To assess the potential stabilizing effects of ligands on TLR7, we analyzed the average number of intermolecular interactions between TLR7 and various ligands (both small molecules and RNAs) during 500 ns MD simulations. These interactions provide insights into how different ligands influence the stability and interactions within the TLR7 structure. The analysis revealed distinct patterns of interaction between TLR7 and different ligands (Fig. 7). The ssRNA40-M and ssRNA40 exhibited average interaction counts of approximately 44 and 35 interactions, respectively, with TLR7. These RNA ligands showed moderate stabilization effects on TLR7, suggesting their potential role in influencing the stability and functional dynamics of the receptor. PolyU RNA, on the other hand, displayed an average of 19 interactions with TLR7, indicating a comparatively lower stabilization effect than ssRNA40-M and ssRNA40s. This suggests differential interactions of PolyU RNA with TLR7, potentially impacting its functional behavior. Loxoribine and R848 showed minimal interaction with TLR7, with average interaction counts of approximately 6 and 3, respectively. These results suggest that these small molecules may have limited direct interactions with TLR7, indicating their potential role as nonbinders or weak binders in the context of stabilizing TLR7. 5′-ValCAC/AAC and 5′-HisGUG demonstrated higher interaction counts with TLR7, averaging approximately 57 and 60 interactions, respectively. These 5′-tRNA fragments exhibited strong potential to stabilize TLR7, as indicated by their robust interaction profiles. This suggests that 5′-ValCAC/AAC and 5′-HisGUG could be effective candidates for further exploration as stabilizing ligands for TLR7. 5′-HisGUG-Rev showed a moderate stabilization effect, with an average of 45 interactions with TLR7. While slightly lower than 5′-ValCAC/AAC and 5′-HisGUG, this interaction profile still suggests a significant stabilizing potential of 5′-HisGUG-Rev on TLR7.

Figure 7.

Average number of intermolecular interactions between TLR7 and various ligands (PolyU, loxoribine, R848) and RNAs (ssRNA40-M, ssRNA40, 5′-ValCAC/AAC, 5′-HisGUG, 5′-HisGUG-Rev) during 500 ns MD simulations. 5′-ValCAC/AAC and 5′-HisGUG show higher interaction counts, indicating strong potential to stabilize TLR7, while other ligands exhibit varying degrees of stabilization.

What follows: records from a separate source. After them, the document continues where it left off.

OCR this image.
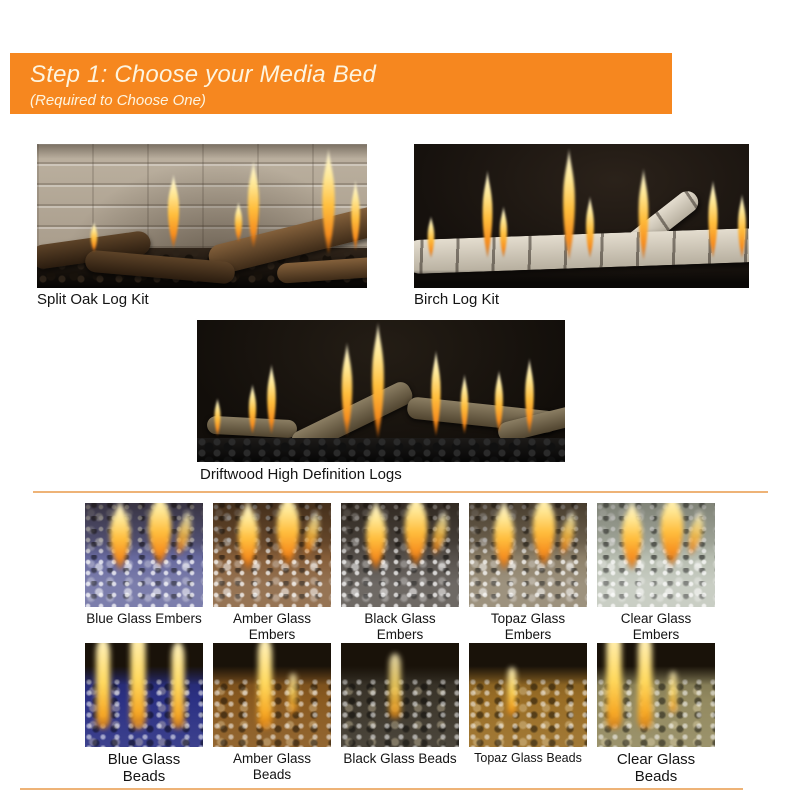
Step 1: Choose your Media Bed
(Required to Choose One)
Split Oak Log Kit	Birch Log Kit
Driftwood High Definition Logs
Blue Glass Embers	Amber Glass Embers
Black Glass Embers
Topaz Glass Embers
Clear Glass Embers
Blue Glass Beads
Amber Glass Beads
Black Glass Beads	Topaz Glass Beads	Clear Glass Beads
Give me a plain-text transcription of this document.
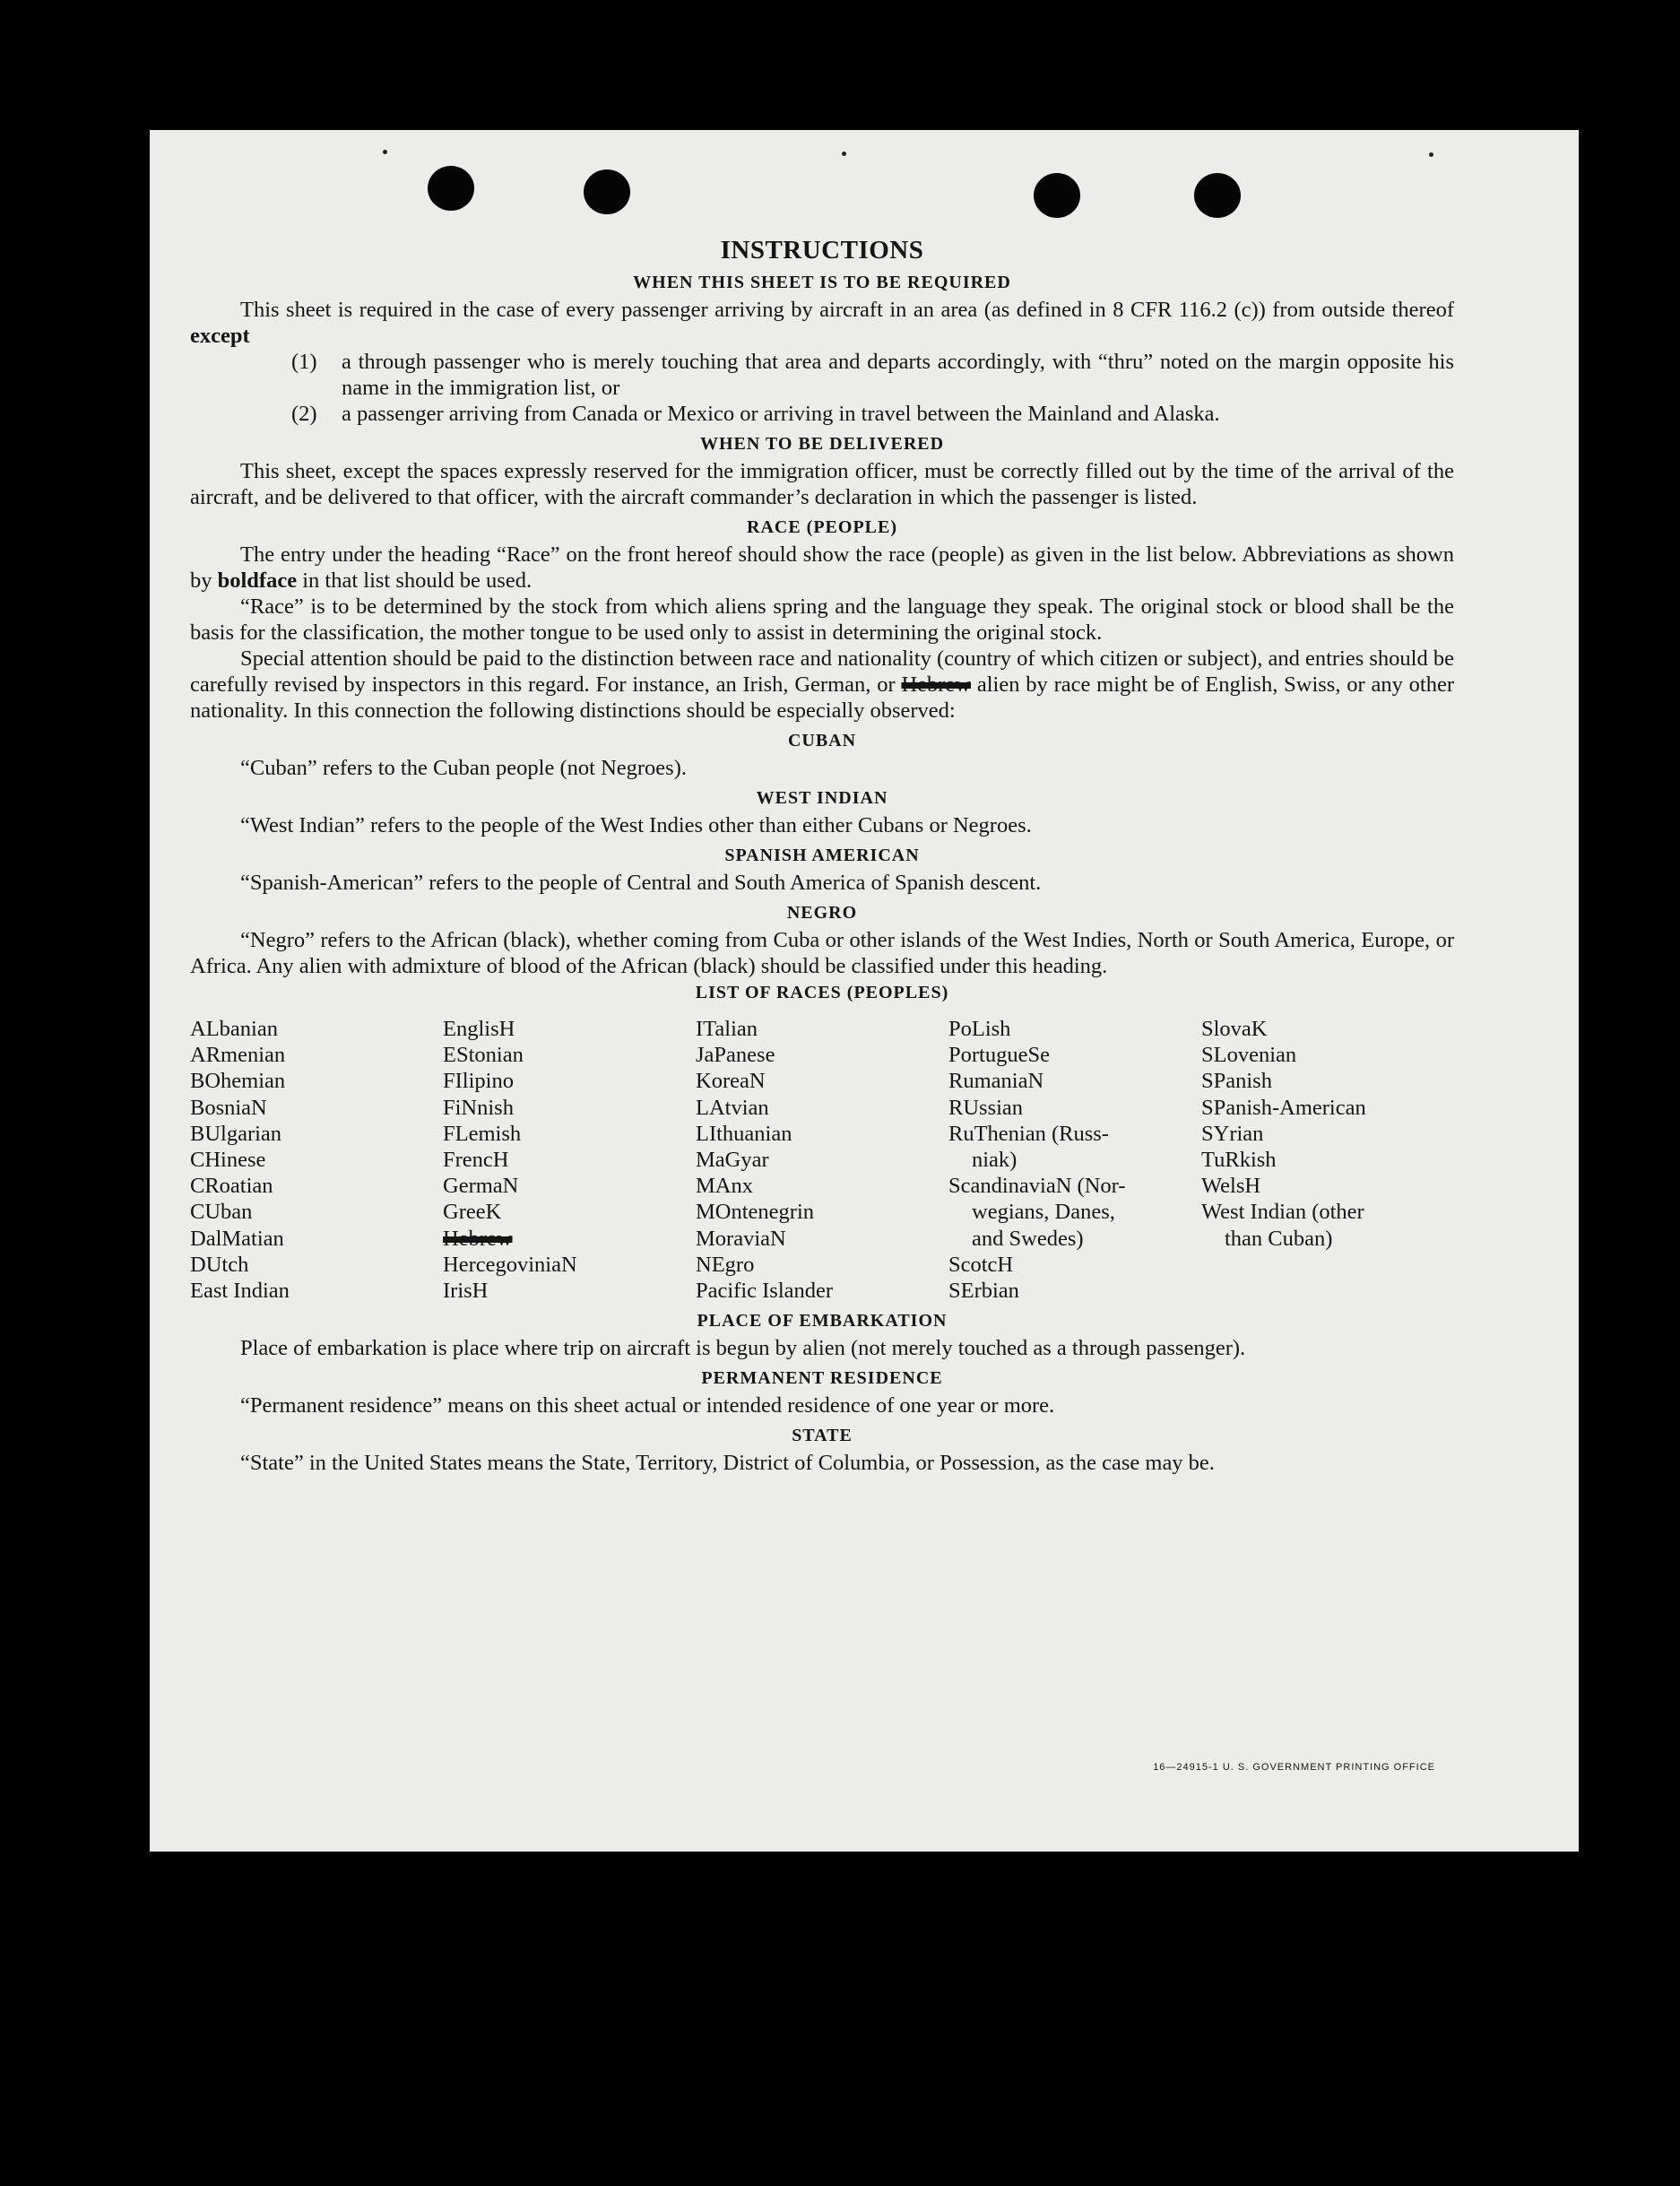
INSTRUCTIONS
WHEN THIS SHEET IS TO BE REQUIRED

This sheet is required in the case of every passenger arriving by aircraft in an area (as defined in 8 CFR 116.2 (c)) from outside thereof except

(1)	a through passenger who is merely touching that area and departs accordingly, with “thru” noted on the margin opposite his name in the immigration list, or
(2)	a passenger arriving from Canada or Mexico or arriving in travel between the Mainland and Alaska.
WHEN TO BE DELIVERED

This sheet, except the spaces expressly reserved for the immigration officer, must be correctly filled out by the time of the arrival of the aircraft, and be delivered to that officer, with the aircraft commander’s declaration in which the passenger is listed.

RACE (PEOPLE)

The entry under the heading “Race” on the front hereof should show the race (people) as given in the list below. Abbreviations as shown by boldface in that list should be used.

“Race” is to be determined by the stock from which aliens spring and the language they speak. The original stock or blood shall be the basis for the classification, the mother tongue to be used only to assist in determining the original stock.

Special attention should be paid to the distinction between race and nationality (country of which citizen or subject), and entries should be carefully revised by inspectors in this regard. For instance, an Irish, German, or Hebrew alien by race might be of English, Swiss, or any other nationality. In this connection the following distinctions should be especially observed:

CUBAN

“Cuban” refers to the Cuban people (not Negroes).

WEST INDIAN

“West Indian” refers to the people of the West Indies other than either Cubans or Negroes.

SPANISH AMERICAN

“Spanish-American” refers to the people of Central and South America of Spanish descent.

NEGRO

“Negro” refers to the African (black), whether coming from Cuba or other islands of the West Indies, North or South America, Europe, or Africa. Any alien with admixture of blood of the African (black) should be classified under this heading.

LIST OF RACES (PEOPLES)
ALbanian
ARmenian
BOhemian
BosniaN
BUlgarian
CHinese
CRoatian
CUban
DalMatian
DUtch
East Indian
EnglisH
EStonian
FIlipino
FiNnish
FLemish
FrencH
GermaN
GreeK
Hebrew
HercegoviniaN
IrisH
ITalian
JaPanese
KoreaN
LAtvian
LIthuanian
MaGyar
MAnx
MOntenegrin
MoraviaN
NEgro
Pacific Islander
PoLish
PortugueSe
RumaniaN
RUssian
RuThenian (Russ-
niak)
ScandinaviaN (Nor-
wegians, Danes,
and Swedes)
ScotcH
SErbian
SlovaK
SLovenian
SPanish
SPanish-American
SYrian
TuRkish
WelsH
West Indian (other
than Cuban)
PLACE OF EMBARKATION

Place of embarkation is place where trip on aircraft is begun by alien (not merely touched as a through passenger).

PERMANENT RESIDENCE

“Permanent residence” means on this sheet actual or intended residence of one year or more.

STATE

“State” in the United States means the State, Territory, District of Columbia, or Possession, as the case may be.

16—24915-1 U. S. GOVERNMENT PRINTING OFFICE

Binding free energy analysis

To evaluate the stability and binding affinities of different ligands interacting with TLR7, we performed MM/GBSA binding free energy calculations over a 500 ns MD simulation. The results are presented in Fig. 8, which consists of two parts: 1) a Kite diagram (top panel) illustrating the fluctuations in binding free energy over time for each complex and 2) an illustrative representation of the average binding free energy (ΔG) with standard deviations (bottom panel), providing a comparative analysis of the ligand-TLR7 interactions. The analysis revealed substantial differences in binding free energies among the studied ligands. The highest binding affinity was observed for the 5′-HisGUG-Rev complex (−243.4 ± 39 kcal/mol), followed by 5′-ValCAC/AAC (−215.7 ± 36 kcal/mol) and 5′-HisGUG (−212.5 ± 38 kcal/mol). These results indicate that endogenous RNA ligands exhibit significantly stronger interactions with TLR7, possibly due to enhanced hydrogen bonding and stacking interactions.

Figure 8.

MM/GBSA binding free energy analysis of TLR7-ligand complexes. (A) Fluctuations in MM/GBSA binding free energy over a 500 ns molecular dynamics simulation for various TLR7-ligand complexes. Each trajectory represents the dynamic binding energy profile, highlighting the stability and variations in binding affinity over time. (B) The mean MM/GBSA binding free energy (ΔG) values with standard deviations for each TLR7-ligand complex. The shaded regions indicate standard deviations, demonstrating the extent of fluctuation in binding energy for each system. The results show that endogenous RNA ligands (5′-HisGUG-Rev, 5′-HisGUG, and 5′-ValCAC/AAC) exhibit the strongest binding affinities, whereas small-molecule ligands (loxoribine, R848, and PolyU) display relatively weaker interactions with TLR7.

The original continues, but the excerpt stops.